Приехали, проверили помост — все нормально. А ночью ударил мороз, озеро Неру замерзло, и пришлось пробивать во льду дорожку, по которой пойдет топиться Васин. Леонов и актриса Оля Машная должны были лезть в ледяную воду. Мы поддели актерам под одежду костюмы из пористой резины для водолазов, которые сохраняют температуру тела, — двигаться им в этих костюмах было трудно. И мы решили снять эту сцену одним кадром, чтобы Леонов несколько раз не залезал в воду. Отрепетировали движение камеры на дублере (дублером был тот самый дядя Вася Тридцать три несчастья, который занимался водосбросами на съемках «Пути к причалу». Естественно, дядя Вася Тридцать три несчастья соскользнул с помоста и с головой ушел под лед. Еле выловили).
Сняли кадр.
— Все! — кричу. — Съемка окончена!
— Подожди.
Юра Клименко отвел меня в сторону и сказал, что я так махал руками, что моя рука попала в кадр. «Надо бы переснять». Я посмотрел на Леонова и… сказал, что так сойдет. И правильно сделал, что не стал переснимать, — Леонова, оказывается, никто не выписывал, он сбежал из больницы.

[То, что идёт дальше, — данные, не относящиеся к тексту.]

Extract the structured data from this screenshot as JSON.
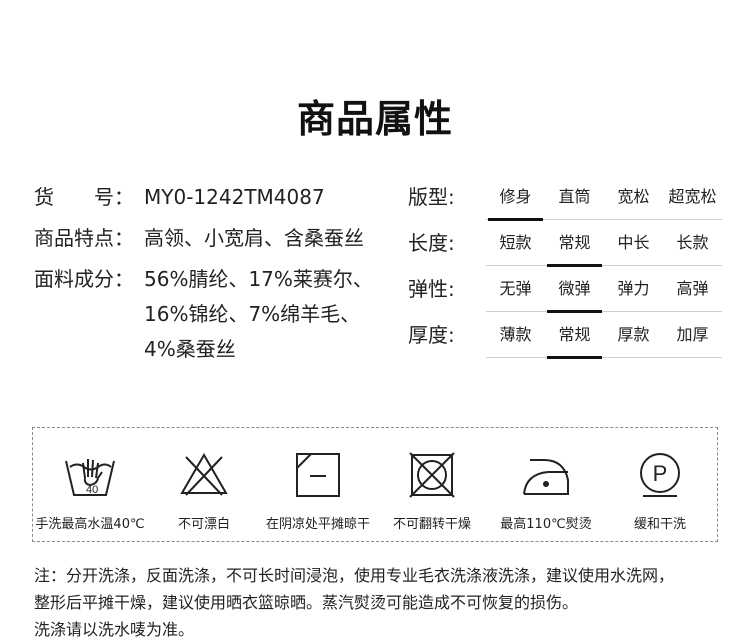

(А эту руку, кроме меня и Клименко, на экране все равно никто не видит.)
Леонов часто шутил: я снимаю его потому, что он — мой талисман. Что же, может быть, Женя и был моим талисманом, но главное — он был камертоном. Он задавал тон стилистике — добрый, смешной и грустный.
«И долго еще определено мне чудной властью идти об руку с моими странными героями, озирать всю громадно-несущуюся жизнь, озирать ее сквозь видный миру смех и незримые, неведомые ему слезы», — эти слова Николай Васильевич Гоголь словно о Жене написал.
И сейчас, когда я начинаю работу над фильмом, первая мысль: «Кого будет играть Леонов?» И через секунду вспоминаю — уже никого.